La reciente publicación del índice internacional Rumavi sobre los mejores y peores países para vivir en este año 2026 nos entrega una lección contundente que en América Latina no podemos darnos el lujo de ignorar. A simple vista, la tabla de posiciones podría parecer una simple colección de cifras geopolíticas, pero en el fondo representa la radiografía exacta de las decisiones humanas, políticas y económicas que definen el destino de los pueblos.
Estonia encabeza la lista global como el país con mayor calidad de vida del planeta, flanqueada muy de cerca por motores económicos y tecnológicos como Singapur y Taiwán. Al otro extremo de la balanza, naciones devastadas como Afganistán, Yemen, Siria o Haití registran los indicadores más sombríos y trágicos de bienestar social. La pregunta fundamental que debemos plantearnos ante este mapa global es directa: ¿qué separa de manera tan abismal a las sociedades prósperas de aquellas atrapadas en la miseria y el caos? La respuesta es clara y categórica: la fortaleza de las instituciones democráticas y la vitalidad innegociable de un mercado libre.
La victoria de Estonia no es una casualidad ni un milagro fortuito. Este pequeño país báltico de tan solo 1,3 millones de habitantes demostró que una transición firme hacia el libre mercado, la digitalización estatal y la protección irrestricta de la propiedad privada pueden transformar una antigua economía soviética en un referente global de innovación, empleo y seguridad. Del mismo modo, el desempeño sobresaliente de otras naciones en las primeras posiciones confirma que cuando existe Estado de derecho, certidumbre jurídica, una carga impositiva razonable y facilidades para emprender, el talento humano florece y la inversión se multiplica.
Por el contrario, la parte más profunda de la clasificación expone las trágicas consecuencias del autoritarismo, la planificación centralizada y la erosión democrática. Las dictaduras herméticas y los regímenes autocráticos solo cosechan pobreza, violencia, fuga masiva de cerebros y el colapso sistemático del tejido social. Sin libertades individuales no hay espacio para la innovación; sin seguridad jurídica no existe incentivo para el capital; y sin libre competencia económica es sencillamente imposible generar riqueza duradera para la población.

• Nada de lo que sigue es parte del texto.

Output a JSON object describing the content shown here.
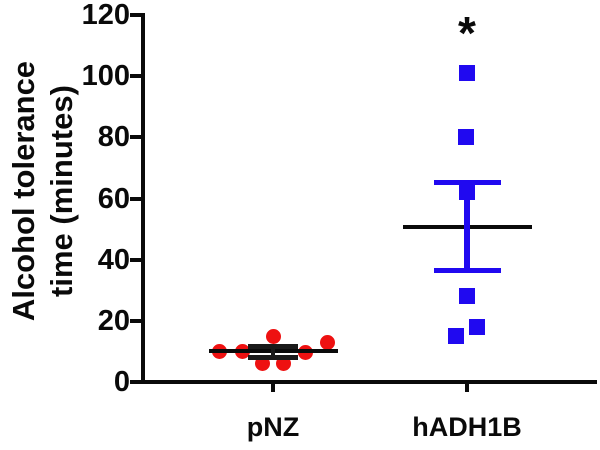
{
  "figure": {
    "y_axis_label_line1": "Alcohol tolerance",
    "y_axis_label_line2": "time (minutes)"
  },
  "colors": {
    "pnz_marker": "#ee1111",
    "hadh1b_marker": "#2009f0",
    "axis": "#0a0a0a",
    "mean_line": "#0a0a0a",
    "background": "#ffffff"
  },
  "chart_data": {
    "type": "scatter",
    "title": "",
    "xlabel": "",
    "ylabel": "Alcohol tolerance time (minutes)",
    "ylabel_lines": [
      "Alcohol tolerance",
      "time (minutes)"
    ],
    "ylim": [
      0,
      120
    ],
    "yticks": [
      120,
      100,
      80,
      60,
      40,
      20,
      0
    ],
    "grid": false,
    "legend": null,
    "categories": [
      "pNZ",
      "hADH1B"
    ],
    "series": [
      {
        "name": "pNZ",
        "marker": "circle",
        "color": "#ee1111",
        "error_color": "#1a1a1a",
        "values": [
          10,
          10,
          6,
          15,
          6,
          9.5,
          13
        ],
        "x_offsets": [
          -54,
          -31,
          -11,
          0,
          10,
          32,
          54
        ],
        "mean": 10,
        "error_low": 8.3,
        "error_high": 11.7,
        "significance": ""
      },
      {
        "name": "hADH1B",
        "marker": "square",
        "color": "#2009f0",
        "error_color": "#2009f0",
        "values": [
          101,
          80,
          62,
          28,
          18,
          15
        ],
        "x_offsets": [
          0,
          -1,
          0,
          0,
          10,
          -11
        ],
        "mean": 50.7,
        "error_low": 36.5,
        "error_high": 65.3,
        "significance": "*"
      }
    ]
  }
}
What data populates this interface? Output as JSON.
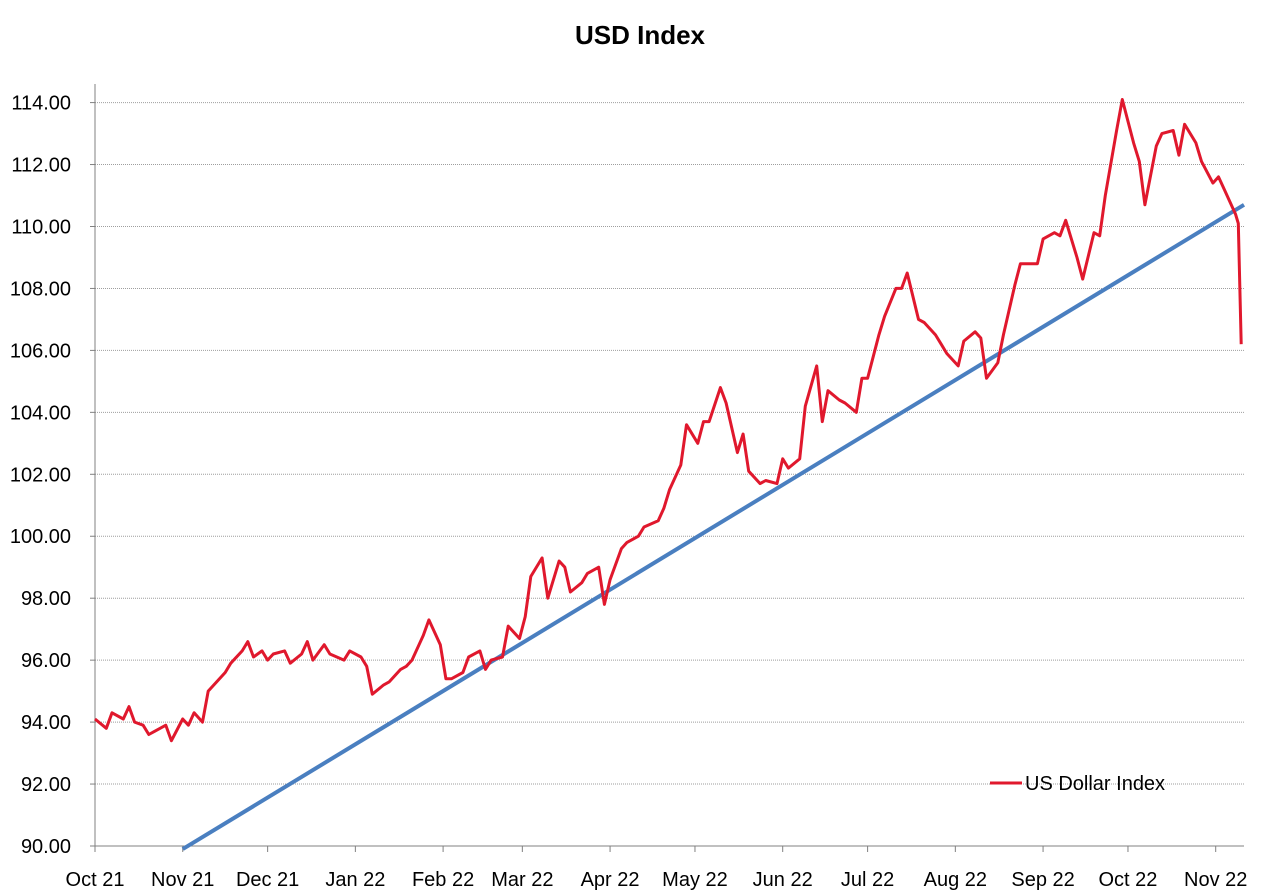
{
  "chart_data": {
    "type": "line",
    "title": "USD Index",
    "xlabel": "",
    "ylabel": "",
    "ylim": [
      90,
      114.6
    ],
    "yticks": [
      "90.00",
      "92.00",
      "94.00",
      "96.00",
      "98.00",
      "100.00",
      "102.00",
      "104.00",
      "106.00",
      "108.00",
      "110.00",
      "112.00",
      "114.00"
    ],
    "ytick_values": [
      90,
      92,
      94,
      96,
      98,
      100,
      102,
      104,
      106,
      108,
      110,
      112,
      114
    ],
    "xlim": [
      "2021-10-01",
      "2022-11-11"
    ],
    "xticks": [
      {
        "label": "Oct 21",
        "date": "2021-10-01"
      },
      {
        "label": "Nov 21",
        "date": "2021-11-01"
      },
      {
        "label": "Dec 21",
        "date": "2021-12-01"
      },
      {
        "label": "Jan 22",
        "date": "2022-01-01"
      },
      {
        "label": "Feb 22",
        "date": "2022-02-01"
      },
      {
        "label": "Mar 22",
        "date": "2022-03-01"
      },
      {
        "label": "Apr 22",
        "date": "2022-04-01"
      },
      {
        "label": "May 22",
        "date": "2022-05-01"
      },
      {
        "label": "Jun 22",
        "date": "2022-06-01"
      },
      {
        "label": "Jul 22",
        "date": "2022-07-01"
      },
      {
        "label": "Aug 22",
        "date": "2022-08-01"
      },
      {
        "label": "Sep 22",
        "date": "2022-09-01"
      },
      {
        "label": "Oct 22",
        "date": "2022-10-01"
      },
      {
        "label": "Nov 22",
        "date": "2022-11-01"
      }
    ],
    "grid": true,
    "legend_placement": "bottom-right",
    "series": [
      {
        "name": "US Dollar Index",
        "color": "#e0182d",
        "x": [
          "2021-10-01",
          "2021-10-05",
          "2021-10-07",
          "2021-10-11",
          "2021-10-13",
          "2021-10-15",
          "2021-10-18",
          "2021-10-20",
          "2021-10-22",
          "2021-10-26",
          "2021-10-28",
          "2021-11-01",
          "2021-11-03",
          "2021-11-05",
          "2021-11-08",
          "2021-11-10",
          "2021-11-12",
          "2021-11-16",
          "2021-11-18",
          "2021-11-22",
          "2021-11-24",
          "2021-11-26",
          "2021-11-29",
          "2021-12-01",
          "2021-12-03",
          "2021-12-07",
          "2021-12-09",
          "2021-12-13",
          "2021-12-15",
          "2021-12-17",
          "2021-12-21",
          "2021-12-23",
          "2021-12-28",
          "2021-12-30",
          "2022-01-03",
          "2022-01-05",
          "2022-01-07",
          "2022-01-11",
          "2022-01-13",
          "2022-01-17",
          "2022-01-19",
          "2022-01-21",
          "2022-01-25",
          "2022-01-27",
          "2022-01-31",
          "2022-02-02",
          "2022-02-04",
          "2022-02-08",
          "2022-02-10",
          "2022-02-14",
          "2022-02-16",
          "2022-02-18",
          "2022-02-22",
          "2022-02-24",
          "2022-02-28",
          "2022-03-02",
          "2022-03-04",
          "2022-03-08",
          "2022-03-10",
          "2022-03-14",
          "2022-03-16",
          "2022-03-18",
          "2022-03-22",
          "2022-03-24",
          "2022-03-28",
          "2022-03-30",
          "2022-04-01",
          "2022-04-05",
          "2022-04-07",
          "2022-04-11",
          "2022-04-13",
          "2022-04-18",
          "2022-04-20",
          "2022-04-22",
          "2022-04-26",
          "2022-04-28",
          "2022-05-02",
          "2022-05-04",
          "2022-05-06",
          "2022-05-10",
          "2022-05-12",
          "2022-05-16",
          "2022-05-18",
          "2022-05-20",
          "2022-05-24",
          "2022-05-26",
          "2022-05-30",
          "2022-06-01",
          "2022-06-03",
          "2022-06-07",
          "2022-06-09",
          "2022-06-13",
          "2022-06-15",
          "2022-06-17",
          "2022-06-21",
          "2022-06-23",
          "2022-06-27",
          "2022-06-29",
          "2022-07-01",
          "2022-07-05",
          "2022-07-07",
          "2022-07-11",
          "2022-07-13",
          "2022-07-15",
          "2022-07-19",
          "2022-07-21",
          "2022-07-25",
          "2022-07-27",
          "2022-07-29",
          "2022-08-02",
          "2022-08-04",
          "2022-08-08",
          "2022-08-10",
          "2022-08-12",
          "2022-08-16",
          "2022-08-18",
          "2022-08-22",
          "2022-08-24",
          "2022-08-26",
          "2022-08-30",
          "2022-09-01",
          "2022-09-05",
          "2022-09-07",
          "2022-09-09",
          "2022-09-13",
          "2022-09-15",
          "2022-09-19",
          "2022-09-21",
          "2022-09-23",
          "2022-09-27",
          "2022-09-29",
          "2022-10-03",
          "2022-10-05",
          "2022-10-07",
          "2022-10-11",
          "2022-10-13",
          "2022-10-17",
          "2022-10-19",
          "2022-10-21",
          "2022-10-25",
          "2022-10-27",
          "2022-10-31",
          "2022-11-02",
          "2022-11-04",
          "2022-11-08",
          "2022-11-09",
          "2022-11-10"
        ],
        "values": [
          94.1,
          93.8,
          94.3,
          94.1,
          94.5,
          94.0,
          93.9,
          93.6,
          93.7,
          93.9,
          93.4,
          94.1,
          93.9,
          94.3,
          94.0,
          95.0,
          95.2,
          95.6,
          95.9,
          96.3,
          96.6,
          96.1,
          96.3,
          96.0,
          96.2,
          96.3,
          95.9,
          96.2,
          96.6,
          96.0,
          96.5,
          96.2,
          96.0,
          96.3,
          96.1,
          95.8,
          94.9,
          95.2,
          95.3,
          95.7,
          95.8,
          96.0,
          96.8,
          97.3,
          96.5,
          95.4,
          95.4,
          95.6,
          96.1,
          96.3,
          95.7,
          96.0,
          96.1,
          97.1,
          96.7,
          97.4,
          98.7,
          99.3,
          98.0,
          99.2,
          99.0,
          98.2,
          98.5,
          98.8,
          99.0,
          97.8,
          98.6,
          99.6,
          99.8,
          100.0,
          100.3,
          100.5,
          100.9,
          101.5,
          102.3,
          103.6,
          103.0,
          103.7,
          103.7,
          104.8,
          104.3,
          102.7,
          103.3,
          102.1,
          101.7,
          101.8,
          101.7,
          102.5,
          102.2,
          102.5,
          104.2,
          105.5,
          103.7,
          104.7,
          104.4,
          104.3,
          104.0,
          105.1,
          105.1,
          106.5,
          107.1,
          108.0,
          108.0,
          108.5,
          107.0,
          106.9,
          106.5,
          106.2,
          105.9,
          105.5,
          106.3,
          106.6,
          106.4,
          105.1,
          105.6,
          106.5,
          108.1,
          108.8,
          108.8,
          108.8,
          109.6,
          109.8,
          109.7,
          110.2,
          109.0,
          108.3,
          109.8,
          109.7,
          111.0,
          113.1,
          114.1,
          112.7,
          112.1,
          110.7,
          112.6,
          113.0,
          113.1,
          112.3,
          113.3,
          112.7,
          112.1,
          111.4,
          111.6,
          111.2,
          110.4,
          110.1,
          106.2
        ]
      }
    ],
    "trendline": {
      "color": "#4a7fc0",
      "x": [
        "2021-11-01",
        "2022-11-11"
      ],
      "values": [
        89.9,
        110.7
      ]
    }
  }
}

Para nuestra región latinoamericana, este informe internacional debe servir como un despertar urgente. Es sumamente revelador observar cómo potencias continentales sufren retrocesos considerables debido a burocracias asfixiantes, desatinos regulatorios y elevados costos de vida, mientras economías emergentes y abiertas al mundo escalan posiciones con firmeza ofreciendo reglas de juego claras. La lección crucial para nuestras naciones es que el progreso real no es una cuestión de extensión geográfica ni de abundancia de recursos naturales, sino del diseño institucional con el que se gobierna.
Para vivir mejor no se necesitan discursos populistas de tinte redistributivo, proteccionismos trasnochados ni aparatos estatales hipertrofiados que ahoguen la iniciativa privada. Para vivir mejor se requiere defender con convicción la democracia representativa, garantizar la división de poderes, respetar el imperio de la ley, fomentar la libre empresa y abrir nuestras fronteras al comercio global. Únicamente bajo el amparo de la libertad política y económica seremos capaces de construir sociedades verdaderamente prósperas, seguras y equitativas para las futuras generaciones.